Darrian Miller played well in the opener but was not a big part of the game plan against Rice, getting only three touches, bringing his season average down to 8.5. We’ll set a minimum of 10 touches for Miller.
Brandon Bourbon, who vowed to become a more physical football player, looked the part in limited action in the first two weeks, averaging three touches a game. He needs to have the ball in his hands at least six times today.
Head coach Charlie Weis proved last year he is not above scrapping his preference for balance in favor of a run-heavy attack. Don’t be surprised if he does the same as early as today. He already paved the way for a better running attack by replacing right tackle Zach Fondal, a better pass-blocker than run-blocker at this point in his career, with Riley Spencer. Trent Smiley has moved ahead of Jimmay Mundine on the depth chart at tight end, a move inspired by Mundine’s drops.

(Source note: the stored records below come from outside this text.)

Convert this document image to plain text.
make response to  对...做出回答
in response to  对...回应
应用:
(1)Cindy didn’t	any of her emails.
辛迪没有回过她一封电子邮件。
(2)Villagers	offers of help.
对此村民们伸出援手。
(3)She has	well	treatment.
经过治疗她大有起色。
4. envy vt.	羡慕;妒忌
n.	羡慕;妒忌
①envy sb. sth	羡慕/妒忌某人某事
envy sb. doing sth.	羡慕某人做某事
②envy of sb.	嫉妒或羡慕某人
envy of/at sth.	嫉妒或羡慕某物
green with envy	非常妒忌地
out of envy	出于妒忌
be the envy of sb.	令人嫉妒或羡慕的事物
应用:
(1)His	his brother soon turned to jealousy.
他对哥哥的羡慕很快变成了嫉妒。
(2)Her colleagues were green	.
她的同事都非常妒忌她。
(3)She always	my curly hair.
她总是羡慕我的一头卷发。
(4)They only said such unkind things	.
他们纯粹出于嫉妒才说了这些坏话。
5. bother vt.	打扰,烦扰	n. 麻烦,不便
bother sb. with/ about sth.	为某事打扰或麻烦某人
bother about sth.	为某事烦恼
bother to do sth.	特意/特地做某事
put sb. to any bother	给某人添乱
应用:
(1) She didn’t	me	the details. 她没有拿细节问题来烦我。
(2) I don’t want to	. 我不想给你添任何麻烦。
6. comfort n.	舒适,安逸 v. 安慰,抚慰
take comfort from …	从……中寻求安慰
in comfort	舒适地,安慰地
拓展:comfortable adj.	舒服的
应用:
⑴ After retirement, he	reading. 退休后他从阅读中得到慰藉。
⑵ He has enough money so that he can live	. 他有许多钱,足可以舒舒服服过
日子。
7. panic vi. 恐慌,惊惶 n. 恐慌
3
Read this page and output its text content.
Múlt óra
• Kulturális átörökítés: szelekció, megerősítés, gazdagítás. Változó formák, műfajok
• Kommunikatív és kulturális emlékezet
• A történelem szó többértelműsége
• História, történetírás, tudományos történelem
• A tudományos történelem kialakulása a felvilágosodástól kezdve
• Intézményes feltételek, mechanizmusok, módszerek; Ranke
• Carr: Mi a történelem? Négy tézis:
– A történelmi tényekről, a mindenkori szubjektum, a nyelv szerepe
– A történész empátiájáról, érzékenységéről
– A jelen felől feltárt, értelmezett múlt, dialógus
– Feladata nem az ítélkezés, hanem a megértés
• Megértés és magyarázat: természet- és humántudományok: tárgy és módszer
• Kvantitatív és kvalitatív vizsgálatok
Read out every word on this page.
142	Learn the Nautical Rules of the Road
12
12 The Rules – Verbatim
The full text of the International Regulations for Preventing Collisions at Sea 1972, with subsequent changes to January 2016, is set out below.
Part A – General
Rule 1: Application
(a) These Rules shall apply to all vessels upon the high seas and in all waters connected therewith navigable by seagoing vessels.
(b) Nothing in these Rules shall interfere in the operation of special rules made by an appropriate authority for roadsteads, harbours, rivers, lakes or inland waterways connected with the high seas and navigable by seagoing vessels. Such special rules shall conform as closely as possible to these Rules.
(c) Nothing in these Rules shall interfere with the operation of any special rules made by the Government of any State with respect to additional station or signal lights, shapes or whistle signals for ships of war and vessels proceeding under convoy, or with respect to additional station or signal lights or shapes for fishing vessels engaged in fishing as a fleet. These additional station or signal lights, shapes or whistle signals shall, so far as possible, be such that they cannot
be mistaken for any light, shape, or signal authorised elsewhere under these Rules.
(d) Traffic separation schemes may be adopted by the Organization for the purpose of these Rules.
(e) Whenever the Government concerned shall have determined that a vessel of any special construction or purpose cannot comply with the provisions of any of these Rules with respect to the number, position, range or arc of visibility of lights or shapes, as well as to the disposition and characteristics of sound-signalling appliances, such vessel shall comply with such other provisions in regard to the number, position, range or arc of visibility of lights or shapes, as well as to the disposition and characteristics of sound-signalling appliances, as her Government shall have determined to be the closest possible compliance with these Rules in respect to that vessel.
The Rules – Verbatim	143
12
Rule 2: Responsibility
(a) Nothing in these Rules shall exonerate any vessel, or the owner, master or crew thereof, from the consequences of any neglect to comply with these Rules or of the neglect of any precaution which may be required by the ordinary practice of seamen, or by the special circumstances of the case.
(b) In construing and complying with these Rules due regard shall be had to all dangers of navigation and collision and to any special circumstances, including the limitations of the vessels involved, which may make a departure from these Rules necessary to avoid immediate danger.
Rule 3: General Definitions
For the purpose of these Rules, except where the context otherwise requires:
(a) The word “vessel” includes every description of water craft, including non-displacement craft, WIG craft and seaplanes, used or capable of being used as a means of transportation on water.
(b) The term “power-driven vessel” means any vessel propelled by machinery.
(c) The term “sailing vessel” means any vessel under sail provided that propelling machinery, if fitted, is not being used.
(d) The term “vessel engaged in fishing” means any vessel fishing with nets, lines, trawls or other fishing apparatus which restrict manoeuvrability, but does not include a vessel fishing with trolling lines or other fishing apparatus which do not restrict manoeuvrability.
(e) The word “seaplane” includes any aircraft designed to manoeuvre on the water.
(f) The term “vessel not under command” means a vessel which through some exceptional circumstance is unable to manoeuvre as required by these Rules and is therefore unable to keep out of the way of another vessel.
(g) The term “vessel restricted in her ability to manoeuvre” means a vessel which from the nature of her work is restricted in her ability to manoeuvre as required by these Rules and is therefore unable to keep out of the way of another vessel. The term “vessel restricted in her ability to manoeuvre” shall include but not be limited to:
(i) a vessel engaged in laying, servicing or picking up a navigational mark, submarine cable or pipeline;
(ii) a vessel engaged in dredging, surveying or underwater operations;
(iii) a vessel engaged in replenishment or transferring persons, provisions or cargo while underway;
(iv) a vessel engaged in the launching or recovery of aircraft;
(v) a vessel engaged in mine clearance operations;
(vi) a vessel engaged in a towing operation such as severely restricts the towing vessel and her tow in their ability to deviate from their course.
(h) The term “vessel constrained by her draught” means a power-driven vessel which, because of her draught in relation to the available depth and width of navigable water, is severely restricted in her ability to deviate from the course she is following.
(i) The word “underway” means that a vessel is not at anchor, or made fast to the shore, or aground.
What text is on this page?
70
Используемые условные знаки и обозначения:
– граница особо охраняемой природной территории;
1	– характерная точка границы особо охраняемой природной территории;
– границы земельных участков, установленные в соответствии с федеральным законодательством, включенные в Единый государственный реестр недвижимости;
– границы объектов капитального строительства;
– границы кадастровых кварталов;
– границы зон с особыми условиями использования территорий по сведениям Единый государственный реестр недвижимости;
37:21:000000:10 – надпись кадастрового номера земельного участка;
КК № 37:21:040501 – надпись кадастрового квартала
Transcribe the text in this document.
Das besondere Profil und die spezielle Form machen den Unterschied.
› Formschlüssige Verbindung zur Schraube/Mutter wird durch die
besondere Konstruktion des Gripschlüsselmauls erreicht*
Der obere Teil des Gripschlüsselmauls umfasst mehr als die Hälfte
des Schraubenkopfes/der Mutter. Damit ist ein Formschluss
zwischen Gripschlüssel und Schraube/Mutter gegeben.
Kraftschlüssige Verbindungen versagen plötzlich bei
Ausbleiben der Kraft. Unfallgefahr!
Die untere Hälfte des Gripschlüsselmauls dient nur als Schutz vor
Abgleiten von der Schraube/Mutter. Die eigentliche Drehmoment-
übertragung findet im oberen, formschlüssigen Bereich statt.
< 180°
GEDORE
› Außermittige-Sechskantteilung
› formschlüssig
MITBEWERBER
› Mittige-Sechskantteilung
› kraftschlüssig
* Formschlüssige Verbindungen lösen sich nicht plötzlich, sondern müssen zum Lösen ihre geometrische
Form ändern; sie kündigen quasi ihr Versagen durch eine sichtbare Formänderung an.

But also don’t overlook that Smiley is a better blocker than receiver, another reason to believe this week’s game plan calls for “shoving it down their throats,” as Weis put it when talking about the Jayhawks’ approach in their only good half of the season, the final two quarters against South Dakota.
It also won’t come as a surprise if Weis has Bourbon, Pierson and either Sims or Miller on the field at the same time, another means of getting the ball into the hands of the playmakers more often.
If Sims, Pierson, Miller and Bourbon combine for a minimum of 53 touches, that should add up to a score somewhere in the neighborhood of Kansas 35, Louisiana Tech 14.